“Walk through walls: camminare attraverso i muri”: con questa espressione Marina Abramović descrive la forza di volontà ferrea, quasi soprannaturale, dei partigiani comunisti nella Yugoslavia degli anni ’40. Tra i partigiani spiccano Vojin e Danica, due eroi di guerra e genitori della stessa Abramović. Come dimostra questo libro, essi sapevano davvero piegare ogni desiderio o bisogno alla propria volontà; ma in particolare sapevano piegare la figlia, che verrà forgiata da queste figure eroiche e severe, profondamente infelici.
La piccola Marina cresce in una famiglia stoica, in cui il valore si misura nella capacità di resistere al dolore: non stupisce, alla luce di questa infanzia così dolorosa, che il lavoro dell’artista sia costruito intorno al superamento del dolore e del malessere fisico. Gli unici ricordi felici sono quelli legati alla nonna, alla quale viene affidata per i primi sei anni di vita. Arbitrariamente riportata alla casa materna, Marina subisce il rapporto violento dei genitori e in particolare la ferocia della madre. Non mancano gli aneddoti di vita domestica, conditi dai continui tradimenti del padre e ceffoni della madre. Marina cresce in una famiglia davvero particolare, in cui è legittimo regalare una pistola a una ragazzina di quattordici anni ma non un paio di collant o un cd di musica alternativa. Questo sviluppa in lei un’ossessione per la simmetria e la totale incapacità di inveire contro qualcuno.
Un’altra fase importantissima nella vita dell’artista è quella della relazione amorosa e professionale con Ulay, che durerà dodici anni. Si conoscono per caso, ad Amsterdam. Colpiti dal comune odio per il loro compleanno, che oltretutto cade nello stesso giorno dell’anno, tra i due scatta il fatidico colpo di fulmine, che li renderà amici inseparabili, amanti, compagni di viaggio e di vita. Su un furgone scassato, insieme alla cagnolina Alba, i due artisti attraversano l’Europa, portando le loro performances nei più importanti musei e festival dell’epoca. Una storia d’amore da romanzo, che darà origine a performances famosissime: Imponderabilia del 1977, Rest Energy del 1980 e il loro addio, The Lovers, nel 1988. Questo amore sofferto culmina nel 2010, quando i due si trovano, ancora una volta, l’uno davanti all’altra, nel corso della performance The Artist is Present: le lacrime scorrono ma ormai il filo si è spezzato.

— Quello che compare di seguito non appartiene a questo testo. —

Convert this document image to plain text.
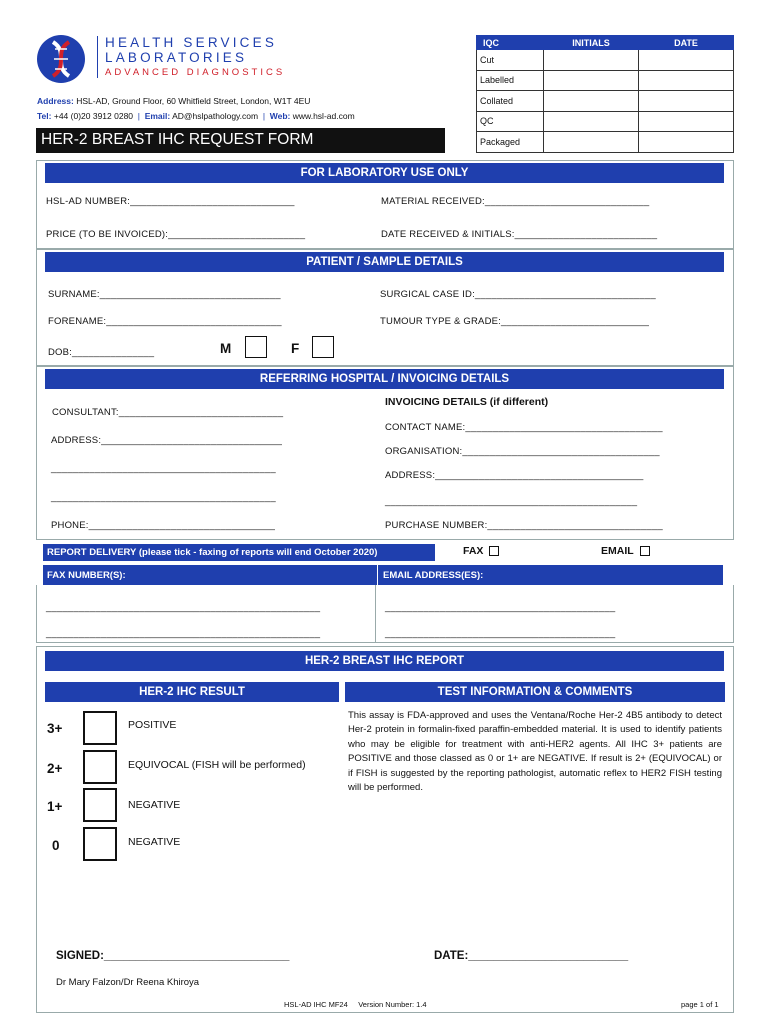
HEALTH SERVICES
LABORATORIES
ADVANCED DIAGNOSTICS
Address: HSL-AD, Ground Floor, 60 Whitfield Street, London, W1T 4EU
Tel: +44 (0)20 3912 0280  |  Email: AD@hslpathology.com  |  Web: www.hsl-ad.com
HER-2 BREAST IHC REQUEST FORM
IQC	INITIALS	DATE
Cut		
Labelled		
Collated		
QC		
Packaged		
FOR LABORATORY USE ONLY
HSL-AD NUMBER:______________________________	MATERIAL RECEIVED:______________________________
PRICE (TO BE INVOICED):_________________________	DATE RECEIVED & INITIALS:__________________________
PATIENT / SAMPLE DETAILS
SURNAME:_________________________________	SURGICAL CASE ID:_________________________________
FORENAME:________________________________	TUMOUR TYPE & GRADE:___________________________
DOB:_______________	M	F
REFERRING HOSPITAL / INVOICING DETAILS
INVOICING DETAILS (if different)
CONSULTANT:______________________________
CONTACT NAME:____________________________________
ADDRESS:_________________________________
ORGANISATION:____________________________________
_________________________________________
ADDRESS:______________________________________
_________________________________________	______________________________________________
PHONE:__________________________________	PURCHASE NUMBER:________________________________
REPORT DELIVERY (please tick - faxing of reports will end October 2020)	FAX	EMAIL
FAX NUMBER(S):	EMAIL ADDRESS(ES):
__________________________________________________
__________________________________________________
__________________________________________
__________________________________________
HER-2 BREAST IHC REPORT
HER-2 IHC RESULT	TEST INFORMATION & COMMENTS
3+	POSITIVE
2+	EQUIVOCAL (FISH will be performed)
1+	NEGATIVE
0	NEGATIVE
This assay is FDA-approved and uses the Ventana/Roche Her-2 4B5 antibody to detect Her-2 protein in formalin-fixed paraffin-embedded material. It is used to identify patients who may be eligible for treatment with anti-HER2 agents. All IHC 3+ patients are POSITIVE and those classed as 0 or 1+ are NEGATIVE. If result is 2+ (EQUIVOCAL) or if FISH is suggested by the reporting pathologist, automatic reflex to HER2 FISH testing will be performed.
SIGNED:_____________________________	DATE:_________________________
Dr Mary Falzon/Dr Reena Khiroya
HSL-AD IHC MF24 Version Number: 1.4	page 1 of 1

Il libro ci permette di comprendere i motivi profondi che guidano il lavoro dell’artista ma ci regala anche uno scorcio privilegiato sulla nascita ed evoluzione della performance art. Tra le pagine fanno capolino grandi nomi dell’arte e della cultura: John Cage, Björk, Joseph Beuys, Susan Sontag, Klaus Biesenbach. Nonostante la grande forza, anche Marina ha avuto bisogno dei suoi compagni di viaggio: “I could not walk through walls alone”. Un’autobiografia ricca e coinvolgente, che appassionerà i fan; ma soprattutto una testimonianza unica, adatta al neofita che vuole scoprire chi sia Marina Abramović e in cosa consista la performance art – la forma artistica che meglio rappresenta la società contemporanea e il futuro.
Marina Abramović, Walk through walls. A memoir, Crown Archetype, 2016, pp. 370.